It's as simple as one, two ...

It's as simple as one, two ... Photo: Getty

It’s easy to set and forget your superannuation, but taking the time to review your investment options will set you up for a more comfortable retirement.

When choosing how to invest, you have to consider what level of risk you can accept and how this fits with your stage of life and time until retirement.

Age is an especially important factor.

Why age matters

Superannuation balances will fluctuate over your lifetime as financial markets move up and down and thus affect the returns from interest rates, shares, property and the other investments by your fund.

A younger person might be happy to invest in a higher-risk option for the chance of a better return, knowing there will be time to recover if their super balance drops one year.

Someone approaching retirement has to consider how much volatility they can accept once they are relying on an income from their fund.

Growth vs defensive

Government bonds, international shares, office buildings and freeways. Super funds are among the country’s largest investors and offer their members a choice of investment styles, from very aggressive to low-risk and defensive.

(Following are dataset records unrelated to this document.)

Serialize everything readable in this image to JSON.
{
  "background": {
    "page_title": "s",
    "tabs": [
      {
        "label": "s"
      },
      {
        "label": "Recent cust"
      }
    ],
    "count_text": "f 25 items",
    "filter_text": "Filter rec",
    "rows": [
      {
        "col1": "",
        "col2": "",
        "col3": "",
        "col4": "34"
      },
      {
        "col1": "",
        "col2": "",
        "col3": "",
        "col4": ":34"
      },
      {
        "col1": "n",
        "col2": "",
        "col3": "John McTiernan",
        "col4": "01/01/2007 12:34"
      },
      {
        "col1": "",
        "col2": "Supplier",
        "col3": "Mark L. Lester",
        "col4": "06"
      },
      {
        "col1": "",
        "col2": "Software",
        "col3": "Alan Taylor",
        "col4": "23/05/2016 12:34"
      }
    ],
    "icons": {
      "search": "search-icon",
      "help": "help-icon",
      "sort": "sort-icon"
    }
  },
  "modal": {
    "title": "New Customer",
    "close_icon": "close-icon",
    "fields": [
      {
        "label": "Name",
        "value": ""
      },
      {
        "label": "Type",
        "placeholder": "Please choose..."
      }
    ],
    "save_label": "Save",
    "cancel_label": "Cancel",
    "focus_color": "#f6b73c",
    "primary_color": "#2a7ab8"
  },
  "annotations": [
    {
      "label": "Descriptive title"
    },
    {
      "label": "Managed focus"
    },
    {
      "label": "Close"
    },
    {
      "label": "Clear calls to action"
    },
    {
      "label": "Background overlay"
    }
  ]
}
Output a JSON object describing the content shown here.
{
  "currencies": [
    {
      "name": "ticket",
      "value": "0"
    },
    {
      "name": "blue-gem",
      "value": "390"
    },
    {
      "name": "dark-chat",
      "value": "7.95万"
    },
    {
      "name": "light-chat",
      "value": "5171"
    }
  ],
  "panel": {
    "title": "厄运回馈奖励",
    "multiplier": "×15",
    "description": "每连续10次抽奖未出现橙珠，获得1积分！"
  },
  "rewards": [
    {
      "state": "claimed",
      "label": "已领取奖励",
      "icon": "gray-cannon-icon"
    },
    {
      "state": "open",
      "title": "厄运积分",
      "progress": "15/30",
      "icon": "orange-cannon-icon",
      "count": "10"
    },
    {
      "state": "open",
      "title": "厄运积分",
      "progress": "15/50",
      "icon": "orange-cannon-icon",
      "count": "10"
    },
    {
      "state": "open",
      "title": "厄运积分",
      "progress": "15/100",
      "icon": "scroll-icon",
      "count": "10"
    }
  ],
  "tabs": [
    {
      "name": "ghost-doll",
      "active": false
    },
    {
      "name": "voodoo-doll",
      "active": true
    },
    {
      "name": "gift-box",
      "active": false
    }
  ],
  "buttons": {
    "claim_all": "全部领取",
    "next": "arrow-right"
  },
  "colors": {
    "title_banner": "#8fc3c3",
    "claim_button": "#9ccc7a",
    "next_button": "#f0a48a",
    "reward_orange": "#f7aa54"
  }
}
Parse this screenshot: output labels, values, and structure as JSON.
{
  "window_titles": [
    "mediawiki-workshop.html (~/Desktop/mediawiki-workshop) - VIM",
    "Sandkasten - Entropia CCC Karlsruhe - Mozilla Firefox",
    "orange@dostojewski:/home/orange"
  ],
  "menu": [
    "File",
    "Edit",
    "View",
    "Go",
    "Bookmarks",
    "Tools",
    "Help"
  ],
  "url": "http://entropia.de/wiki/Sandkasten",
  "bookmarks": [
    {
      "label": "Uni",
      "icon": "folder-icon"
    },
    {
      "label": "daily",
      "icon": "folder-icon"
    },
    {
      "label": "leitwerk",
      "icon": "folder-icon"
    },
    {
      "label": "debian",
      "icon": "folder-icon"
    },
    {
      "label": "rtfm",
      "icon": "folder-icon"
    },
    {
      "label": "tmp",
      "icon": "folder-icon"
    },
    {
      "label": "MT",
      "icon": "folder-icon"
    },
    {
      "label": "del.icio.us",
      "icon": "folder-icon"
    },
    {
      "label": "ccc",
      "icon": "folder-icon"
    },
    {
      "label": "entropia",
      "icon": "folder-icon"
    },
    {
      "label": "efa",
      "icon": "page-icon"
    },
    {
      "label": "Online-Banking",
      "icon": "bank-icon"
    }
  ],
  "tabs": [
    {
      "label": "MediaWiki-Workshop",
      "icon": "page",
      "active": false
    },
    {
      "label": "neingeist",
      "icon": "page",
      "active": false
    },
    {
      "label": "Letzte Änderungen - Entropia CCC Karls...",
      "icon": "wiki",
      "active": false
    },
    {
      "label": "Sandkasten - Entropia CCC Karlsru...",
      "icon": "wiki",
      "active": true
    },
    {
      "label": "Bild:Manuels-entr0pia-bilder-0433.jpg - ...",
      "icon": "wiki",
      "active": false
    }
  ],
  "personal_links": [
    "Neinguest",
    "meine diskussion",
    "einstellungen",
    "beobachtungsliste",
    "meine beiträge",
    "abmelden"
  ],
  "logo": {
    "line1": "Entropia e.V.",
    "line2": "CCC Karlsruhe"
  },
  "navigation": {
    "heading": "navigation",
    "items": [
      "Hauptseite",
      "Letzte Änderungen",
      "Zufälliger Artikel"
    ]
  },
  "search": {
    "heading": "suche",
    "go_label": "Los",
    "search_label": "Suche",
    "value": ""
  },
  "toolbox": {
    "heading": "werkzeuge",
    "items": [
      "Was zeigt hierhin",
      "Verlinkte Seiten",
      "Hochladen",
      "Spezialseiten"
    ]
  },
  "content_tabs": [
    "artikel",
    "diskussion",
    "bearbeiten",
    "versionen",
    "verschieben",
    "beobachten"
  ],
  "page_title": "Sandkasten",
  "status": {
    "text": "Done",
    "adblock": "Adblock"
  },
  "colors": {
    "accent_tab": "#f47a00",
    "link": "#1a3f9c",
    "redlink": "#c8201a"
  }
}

An aggressive approach will aim for high growth by actively investing in assets with above-average returns. Growth assets should give a higher return over the long term. But they carry a higher level of risk, so in some years will drop in value much more than less risky investments. Shares are a growth asset. Even though many companies are steady performers, their value will drop in a stock market crash or downturn.

Defensive assets do not fluctuate as much in value but they pay a lower return. Bank deposits and government bonds are defensive assets. Retirees and people headed into retirement may take this option to preserve their savings, but it’s a tough choice in the current environment of low interest rates.

Some investments, such as property and infrastructure, can be a mix of growth and defensive. They pay regular income such as rent or dividends to investors but the value of these assets can rise and fall, particularly at times of economic turmoil.

Hedging your bets

The balanced option is the most popular choice for Australians in the accumulation phase, or saving for their retirement. It invests in a mix of growth and defensive assets with a higher proportion of growth assets. A balanced fund gives its members exposure to a wide range of investments.

“It’s the Goldilocks’ option,” Hostplus spokesman Paul Watson told The New Daily. Not too risky but not too conservative either.

You don’t have to opt entirely for aggressive, conservative or balanced. These days funds offer a mix. A retiree might prefer a conservative strategy of 70 per cent fixed interest (bonds, cash and bank deposits) and 30 per cent shares, property and growth assets.

How to get started

Most funds have a lot of information available online and many offer a consultation with a financial planner.

Hostplus’ Mr Watson said this is a great way to get started because you and the planner will discuss how you feel about risk, your aims and how to make the most of your super.

This is important when choosing an investment strategy because there is no one-size-fits-all option.

An adviser will point out the drawbacks of a strategy that is high risk or very conservative and is probably more objective than family or friends.

“Financial advice is tailored to suit your needs and puts you in control of your financial future,” Mr Watson said. “They are more of a financial coach than an instructor.”

Advice also sets you on course with a plan that can be revisited to take account of life changes, which is particularly valuable given how long you will be building up your superannuation savings.

Help is available and giving some attention to your super investment options will pay off in the longer term.